A randomised clinical trial of sufficient duration and size could provide definitive evidence for or against the disturbing mortality hazards suggested by our study. Some American NIH reviewers have opined that a randomised trial of hypnotic lethality would be unethical. No such trial has ever been mounted, perhaps for reasons similar to the absence of randomised trials of cigarettes and of skydiving without parachutes.38 Absent randomised trials of sufficient dimensions, we must be guided by observational data for hypnotics, as we have been guided by similar data for cigarettes.
Excess mortality is associated with hypnotic use. Hypnotic users had more prevalent disease of many sorts than non-users before hypnotics were ordered. However, the consistent results across varying levels of comorbidity and the persistent elevated hazards within strata of users and non-users matched for comorbid diagnoses strongly suggest that neither the level of individual health nor the presence of particular categories of comorbidity explains the bulk of the hazard associated with the use of hypnotic medications.

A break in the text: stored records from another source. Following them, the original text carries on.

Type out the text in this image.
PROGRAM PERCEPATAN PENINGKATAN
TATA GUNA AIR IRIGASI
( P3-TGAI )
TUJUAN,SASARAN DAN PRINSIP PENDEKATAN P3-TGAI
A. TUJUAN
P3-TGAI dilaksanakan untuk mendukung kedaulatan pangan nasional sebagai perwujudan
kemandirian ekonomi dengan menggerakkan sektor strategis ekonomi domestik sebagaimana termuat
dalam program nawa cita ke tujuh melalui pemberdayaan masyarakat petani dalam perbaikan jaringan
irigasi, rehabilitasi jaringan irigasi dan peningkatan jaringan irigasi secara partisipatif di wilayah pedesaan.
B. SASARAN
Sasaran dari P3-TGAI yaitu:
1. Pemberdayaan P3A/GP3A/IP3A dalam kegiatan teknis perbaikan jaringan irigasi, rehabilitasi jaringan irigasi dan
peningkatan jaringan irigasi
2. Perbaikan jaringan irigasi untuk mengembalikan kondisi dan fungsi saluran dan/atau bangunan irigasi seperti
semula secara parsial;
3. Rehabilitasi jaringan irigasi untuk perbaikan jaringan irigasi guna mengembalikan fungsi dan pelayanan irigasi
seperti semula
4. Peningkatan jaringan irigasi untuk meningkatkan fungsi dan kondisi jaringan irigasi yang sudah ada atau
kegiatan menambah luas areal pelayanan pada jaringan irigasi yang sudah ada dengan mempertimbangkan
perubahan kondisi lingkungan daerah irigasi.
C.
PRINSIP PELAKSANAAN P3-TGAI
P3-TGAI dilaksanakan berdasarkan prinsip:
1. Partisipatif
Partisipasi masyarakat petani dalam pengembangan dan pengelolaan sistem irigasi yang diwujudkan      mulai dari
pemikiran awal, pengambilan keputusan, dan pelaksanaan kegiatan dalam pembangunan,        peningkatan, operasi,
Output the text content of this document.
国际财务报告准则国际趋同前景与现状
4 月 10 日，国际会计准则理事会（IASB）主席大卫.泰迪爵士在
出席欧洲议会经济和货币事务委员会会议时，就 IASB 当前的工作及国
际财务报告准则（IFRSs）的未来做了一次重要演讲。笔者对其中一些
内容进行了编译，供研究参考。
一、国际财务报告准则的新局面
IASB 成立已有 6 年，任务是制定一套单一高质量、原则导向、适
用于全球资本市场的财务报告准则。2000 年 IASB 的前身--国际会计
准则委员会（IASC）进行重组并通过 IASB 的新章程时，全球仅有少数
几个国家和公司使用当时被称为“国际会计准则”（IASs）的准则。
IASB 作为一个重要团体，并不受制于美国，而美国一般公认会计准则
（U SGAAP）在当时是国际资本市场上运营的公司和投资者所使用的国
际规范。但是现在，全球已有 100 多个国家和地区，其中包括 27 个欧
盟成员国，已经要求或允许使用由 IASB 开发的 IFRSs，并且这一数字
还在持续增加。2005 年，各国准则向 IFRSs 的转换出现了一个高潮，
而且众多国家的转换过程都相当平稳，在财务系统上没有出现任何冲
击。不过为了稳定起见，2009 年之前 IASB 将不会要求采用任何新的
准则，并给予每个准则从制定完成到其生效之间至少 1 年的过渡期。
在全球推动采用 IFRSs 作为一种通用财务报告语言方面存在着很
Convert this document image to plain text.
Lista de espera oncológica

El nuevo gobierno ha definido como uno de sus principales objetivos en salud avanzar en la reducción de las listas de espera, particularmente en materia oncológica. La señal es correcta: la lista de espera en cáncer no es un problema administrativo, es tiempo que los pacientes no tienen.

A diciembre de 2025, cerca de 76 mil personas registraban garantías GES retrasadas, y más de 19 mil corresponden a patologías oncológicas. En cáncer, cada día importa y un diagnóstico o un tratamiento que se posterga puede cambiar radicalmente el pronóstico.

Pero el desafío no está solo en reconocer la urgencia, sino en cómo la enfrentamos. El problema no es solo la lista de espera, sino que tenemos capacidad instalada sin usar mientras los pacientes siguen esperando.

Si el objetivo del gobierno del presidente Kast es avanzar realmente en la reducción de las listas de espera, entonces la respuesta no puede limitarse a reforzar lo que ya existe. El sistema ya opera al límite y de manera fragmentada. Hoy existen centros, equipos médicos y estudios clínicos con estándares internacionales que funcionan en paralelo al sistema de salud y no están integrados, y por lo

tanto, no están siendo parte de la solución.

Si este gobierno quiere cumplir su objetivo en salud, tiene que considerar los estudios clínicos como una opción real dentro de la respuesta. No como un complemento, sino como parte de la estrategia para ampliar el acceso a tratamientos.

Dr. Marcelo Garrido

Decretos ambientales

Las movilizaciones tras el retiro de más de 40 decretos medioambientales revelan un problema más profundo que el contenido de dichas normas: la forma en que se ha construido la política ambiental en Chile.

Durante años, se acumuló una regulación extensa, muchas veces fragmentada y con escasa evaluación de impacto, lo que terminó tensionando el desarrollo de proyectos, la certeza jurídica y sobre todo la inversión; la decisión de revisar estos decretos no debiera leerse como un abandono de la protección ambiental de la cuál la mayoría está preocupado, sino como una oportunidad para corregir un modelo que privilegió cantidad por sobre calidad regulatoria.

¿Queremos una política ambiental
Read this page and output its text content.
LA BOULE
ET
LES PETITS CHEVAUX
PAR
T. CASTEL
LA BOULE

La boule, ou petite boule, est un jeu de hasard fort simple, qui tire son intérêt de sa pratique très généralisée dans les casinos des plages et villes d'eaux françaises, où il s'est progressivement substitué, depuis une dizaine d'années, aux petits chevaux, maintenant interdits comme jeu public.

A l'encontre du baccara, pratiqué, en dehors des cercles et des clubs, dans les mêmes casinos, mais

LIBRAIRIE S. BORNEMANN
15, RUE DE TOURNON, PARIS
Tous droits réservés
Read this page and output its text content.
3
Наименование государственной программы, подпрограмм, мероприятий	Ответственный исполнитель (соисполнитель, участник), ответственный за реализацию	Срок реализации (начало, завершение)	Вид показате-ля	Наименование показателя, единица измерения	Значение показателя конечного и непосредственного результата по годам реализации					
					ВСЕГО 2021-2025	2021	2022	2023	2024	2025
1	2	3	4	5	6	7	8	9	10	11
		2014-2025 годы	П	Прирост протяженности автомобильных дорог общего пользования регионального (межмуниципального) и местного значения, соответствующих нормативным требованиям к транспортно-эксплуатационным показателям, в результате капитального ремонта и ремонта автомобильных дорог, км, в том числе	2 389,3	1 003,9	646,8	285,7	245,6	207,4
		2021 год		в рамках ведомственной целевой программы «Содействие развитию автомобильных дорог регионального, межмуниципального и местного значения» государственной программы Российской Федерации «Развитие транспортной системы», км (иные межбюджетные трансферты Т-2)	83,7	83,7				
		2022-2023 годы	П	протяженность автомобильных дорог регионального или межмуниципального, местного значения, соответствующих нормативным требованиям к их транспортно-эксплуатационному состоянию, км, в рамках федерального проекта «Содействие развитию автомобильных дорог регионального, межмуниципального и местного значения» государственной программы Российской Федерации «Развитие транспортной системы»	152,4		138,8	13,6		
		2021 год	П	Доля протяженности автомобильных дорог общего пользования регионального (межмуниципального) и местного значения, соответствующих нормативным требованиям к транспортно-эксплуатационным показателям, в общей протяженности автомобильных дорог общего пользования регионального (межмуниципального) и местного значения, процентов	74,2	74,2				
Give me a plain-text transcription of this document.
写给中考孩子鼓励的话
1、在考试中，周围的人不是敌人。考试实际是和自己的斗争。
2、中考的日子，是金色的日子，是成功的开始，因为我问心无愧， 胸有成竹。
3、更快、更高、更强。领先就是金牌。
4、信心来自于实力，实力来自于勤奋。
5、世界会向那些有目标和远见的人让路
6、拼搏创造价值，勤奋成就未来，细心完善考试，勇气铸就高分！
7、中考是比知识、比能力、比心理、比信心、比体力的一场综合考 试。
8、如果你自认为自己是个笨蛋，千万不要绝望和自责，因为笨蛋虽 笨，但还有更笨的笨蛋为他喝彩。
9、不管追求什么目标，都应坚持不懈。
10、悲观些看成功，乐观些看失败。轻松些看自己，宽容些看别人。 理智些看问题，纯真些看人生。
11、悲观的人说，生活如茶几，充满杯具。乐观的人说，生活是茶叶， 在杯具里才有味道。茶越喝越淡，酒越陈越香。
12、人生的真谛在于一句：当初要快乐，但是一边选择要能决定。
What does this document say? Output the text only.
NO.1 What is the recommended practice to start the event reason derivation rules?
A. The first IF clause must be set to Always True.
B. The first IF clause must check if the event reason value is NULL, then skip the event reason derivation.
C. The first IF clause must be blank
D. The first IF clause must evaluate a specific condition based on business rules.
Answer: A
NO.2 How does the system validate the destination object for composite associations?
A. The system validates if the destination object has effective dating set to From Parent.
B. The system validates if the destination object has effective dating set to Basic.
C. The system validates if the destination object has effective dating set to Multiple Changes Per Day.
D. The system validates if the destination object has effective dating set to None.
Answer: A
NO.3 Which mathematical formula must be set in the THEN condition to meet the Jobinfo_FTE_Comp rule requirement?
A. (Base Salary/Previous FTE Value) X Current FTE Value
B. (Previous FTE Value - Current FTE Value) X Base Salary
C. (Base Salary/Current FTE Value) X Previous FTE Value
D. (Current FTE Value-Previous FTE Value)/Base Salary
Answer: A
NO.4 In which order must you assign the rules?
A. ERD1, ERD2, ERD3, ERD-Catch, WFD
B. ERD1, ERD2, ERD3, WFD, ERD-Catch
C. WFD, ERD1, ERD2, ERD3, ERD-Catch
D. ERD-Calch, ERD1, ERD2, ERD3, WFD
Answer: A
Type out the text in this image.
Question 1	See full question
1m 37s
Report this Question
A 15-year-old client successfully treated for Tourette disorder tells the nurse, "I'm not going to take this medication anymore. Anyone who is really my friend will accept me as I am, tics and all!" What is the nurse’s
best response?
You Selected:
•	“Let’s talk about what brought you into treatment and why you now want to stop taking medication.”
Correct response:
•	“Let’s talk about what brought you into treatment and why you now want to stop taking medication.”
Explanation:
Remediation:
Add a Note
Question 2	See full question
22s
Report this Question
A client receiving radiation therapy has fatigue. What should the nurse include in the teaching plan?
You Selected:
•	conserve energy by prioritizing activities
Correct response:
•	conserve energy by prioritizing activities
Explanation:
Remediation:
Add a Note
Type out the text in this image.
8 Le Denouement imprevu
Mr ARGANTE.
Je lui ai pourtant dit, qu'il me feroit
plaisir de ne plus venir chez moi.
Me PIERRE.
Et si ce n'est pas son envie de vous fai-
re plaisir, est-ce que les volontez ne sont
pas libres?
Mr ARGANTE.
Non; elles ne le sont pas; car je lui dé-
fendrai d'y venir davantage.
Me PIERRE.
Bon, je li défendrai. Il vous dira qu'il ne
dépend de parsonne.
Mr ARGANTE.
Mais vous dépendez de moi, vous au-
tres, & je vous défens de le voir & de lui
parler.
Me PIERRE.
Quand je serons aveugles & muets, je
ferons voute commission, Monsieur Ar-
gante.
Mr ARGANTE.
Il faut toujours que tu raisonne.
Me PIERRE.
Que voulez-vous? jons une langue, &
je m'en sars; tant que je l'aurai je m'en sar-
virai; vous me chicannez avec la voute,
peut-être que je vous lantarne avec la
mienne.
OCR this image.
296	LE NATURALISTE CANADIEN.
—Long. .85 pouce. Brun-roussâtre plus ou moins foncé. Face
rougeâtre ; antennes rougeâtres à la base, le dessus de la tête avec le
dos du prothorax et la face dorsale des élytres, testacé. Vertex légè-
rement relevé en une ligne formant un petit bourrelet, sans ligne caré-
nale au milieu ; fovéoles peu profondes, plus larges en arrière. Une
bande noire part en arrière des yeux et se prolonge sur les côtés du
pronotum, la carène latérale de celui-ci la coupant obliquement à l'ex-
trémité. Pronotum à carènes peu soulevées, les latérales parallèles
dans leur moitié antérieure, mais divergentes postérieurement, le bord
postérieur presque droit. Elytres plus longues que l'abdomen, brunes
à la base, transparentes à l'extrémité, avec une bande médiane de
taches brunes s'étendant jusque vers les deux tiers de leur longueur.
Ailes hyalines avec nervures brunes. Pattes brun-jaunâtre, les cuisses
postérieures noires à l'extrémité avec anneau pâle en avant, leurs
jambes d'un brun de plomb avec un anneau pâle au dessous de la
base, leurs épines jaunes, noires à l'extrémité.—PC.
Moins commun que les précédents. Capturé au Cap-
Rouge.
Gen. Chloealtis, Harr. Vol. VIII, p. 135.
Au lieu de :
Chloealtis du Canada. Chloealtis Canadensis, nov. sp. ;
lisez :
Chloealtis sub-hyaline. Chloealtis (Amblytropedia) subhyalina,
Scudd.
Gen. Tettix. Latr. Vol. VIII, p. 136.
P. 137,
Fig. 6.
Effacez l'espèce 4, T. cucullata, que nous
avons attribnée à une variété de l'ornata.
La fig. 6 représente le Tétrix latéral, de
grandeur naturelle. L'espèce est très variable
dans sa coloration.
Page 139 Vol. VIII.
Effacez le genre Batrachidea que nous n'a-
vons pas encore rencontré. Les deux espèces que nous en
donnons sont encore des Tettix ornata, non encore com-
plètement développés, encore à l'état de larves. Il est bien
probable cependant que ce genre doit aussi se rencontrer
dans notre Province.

The meagre benefits of hypnotics, as critically reviewed by groups without financial interest,21 30 39 would not justify substantial risks. A consensus is developing that cognitive-behavioural therapy of chronic insomnia may be more successful than hypnotics.40 41 Against meagre benefits, it is prudent to weigh the evidence of mortality risks from the current study and 24 previous reports, in order to reconsider whether even short-term use of hypnotics, as given qualified approval in National Institute for Clinical Excellence guidance,39 is sufficiently safe.